2006-07-04 11:56:17 | 教育
★ 卒塾生の大学でのレポートを手伝い、イギリスの教育改革について勉強した。

★ イギリスでは長年、階級・身分制が残り今尚、貴族の子弟は名門私立校(パブリックスクール)へ通う。庶民はと言うと従来は11歳の試験で一番優秀な子は、グラマースクールへ、次の優秀な子はテクニカルスクールへ、残ったものはモダーンスクールへ通うといった風に日本で言えば小学校卒業段階で選別され。それ以降の人生がほぼ決定されたと言う。封建制の名残を残す戦前の日本も似たようなものだ。日本は戦後教育制度が大きく変わったが、イギリスでも早期の選別に批判があり、「すべての子に中等教育を」というスローガンの下、コンプリヘンジブルスクール運動が起こり、定着していった。

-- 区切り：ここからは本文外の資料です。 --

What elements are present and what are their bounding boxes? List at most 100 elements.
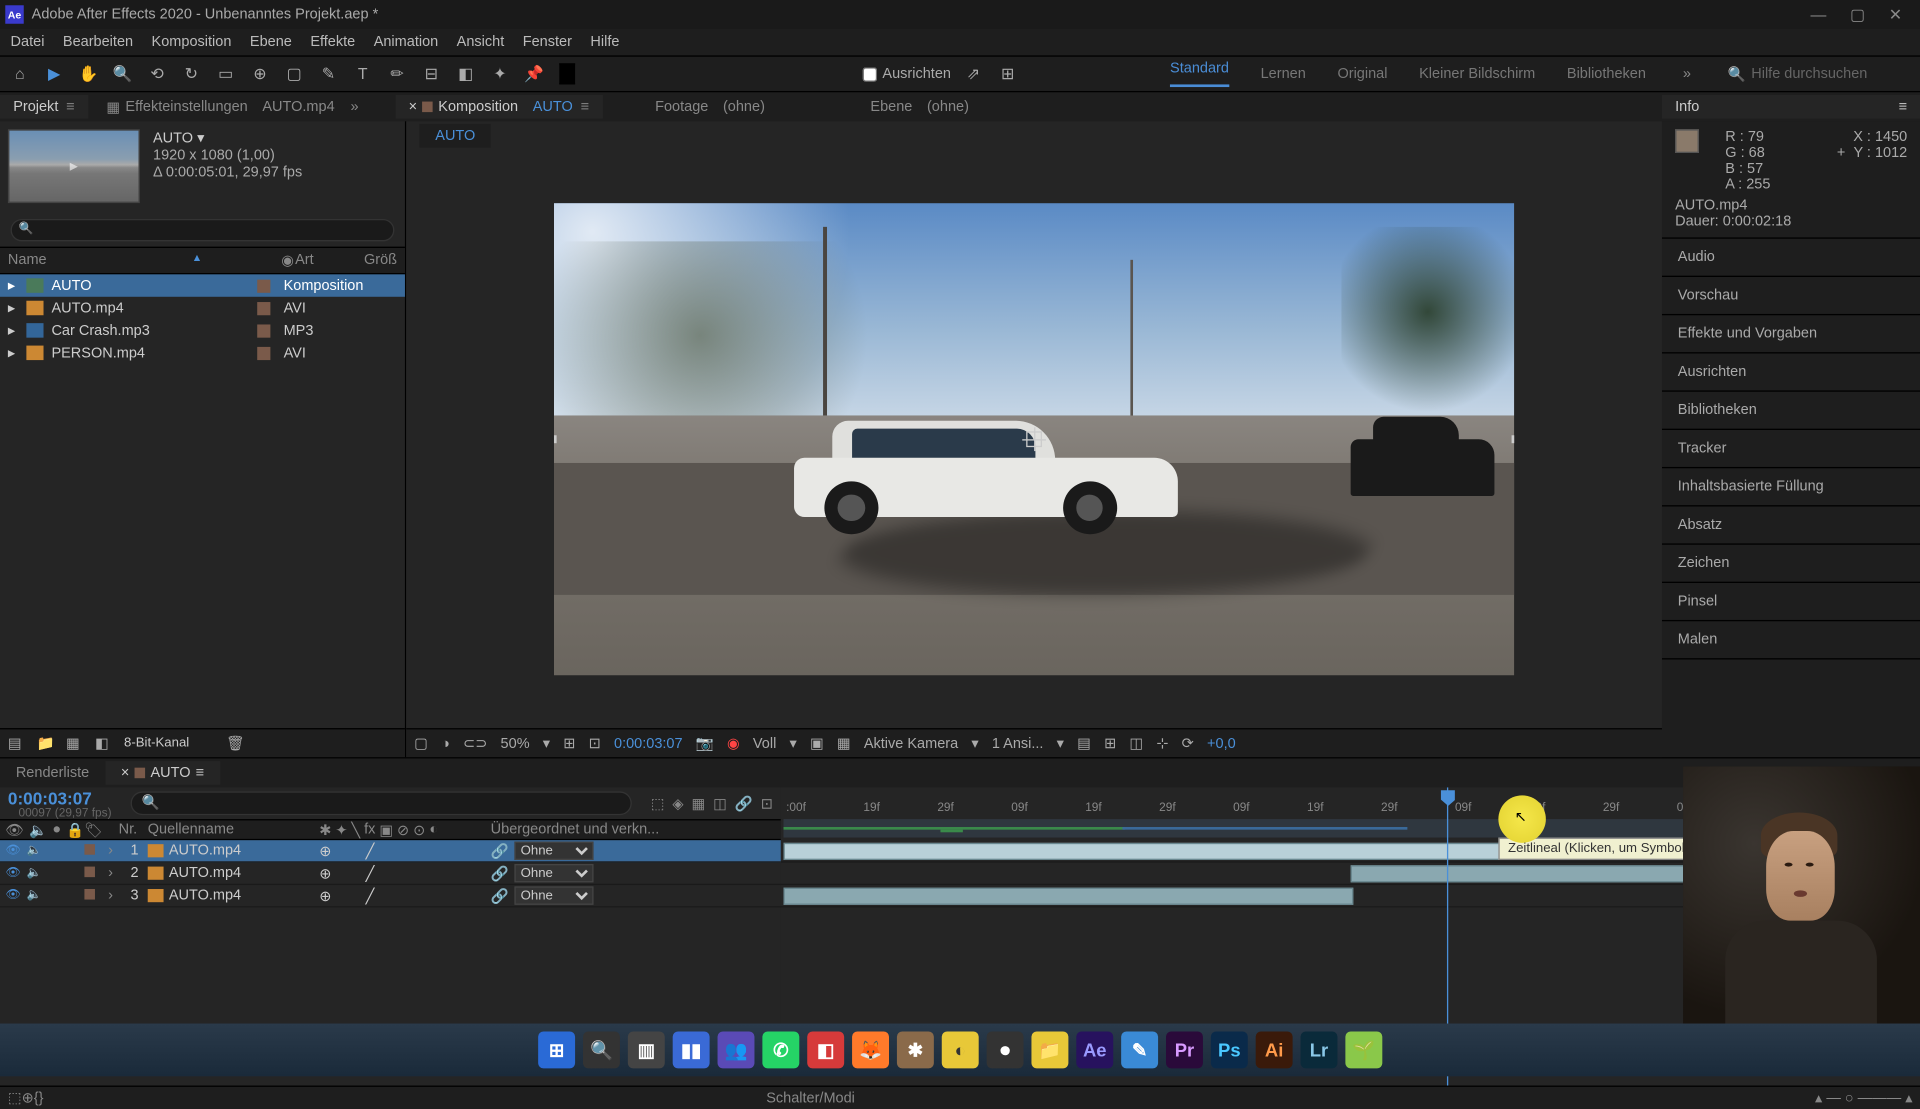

★ 1980年代は世界的な教育改革の時期であり、アメリカではレーガン政権のもと「危機に立つ国家」の観点から教育改革が行われた。イギリスではサッチャー首相率いる保守党政権が、学校教育に市場原理を導入し、教育の質の向上を図った。教育の質の向上とは具体的には学力の向上である。こうした改革の背景には日本経済の隆盛があり、その理由として日本の優れた教育制度が取り上げられた。アメリカ、イギリスでは「いかに日本をまねるべきか」が論じられた。

★ 日本でも中曽根政権が文部省ではなく首相が主導し臨時教育審議会を開催し、教育の「自由化」が論議された。

★ それから20年。アメリカは財政を立て直し、イギリスは「イギリス病」を克服した保守党政権からから1997年、労働党政権に変わったが、市場主義など保守党の教育政策の多くは引き継がれている。徹底した市場主義(例えば全国テストの点数を公表することによって学校を序列化するなど)によって、学校は活性化され、学力(テストの点数)は向上したが、一方で教育困難な生徒や少数民族の子ども障害など特別なニーズをもつ子どもが学校教育から排除されるといった事態を招いているという。

★ 皮肉にも日本はこのイギリスをまね、学校教育に市場原理、競争原理が導入されてきている。その背景には学力の低下に対する危惧があるが、同時に学力の二極化や公立学校における選別化など、格差の拡大が懸念されている。

★ 日本ではかつてのような教員組合による徹底抗戦もなく(これは教育に限らず自衛隊の海外派遣についてもそうだが)、着々と市場化が進んでいる。レポートを考えながら、これからの日本の教育にとってイギリスの教育改革の功罪が参考になるなぁと思った。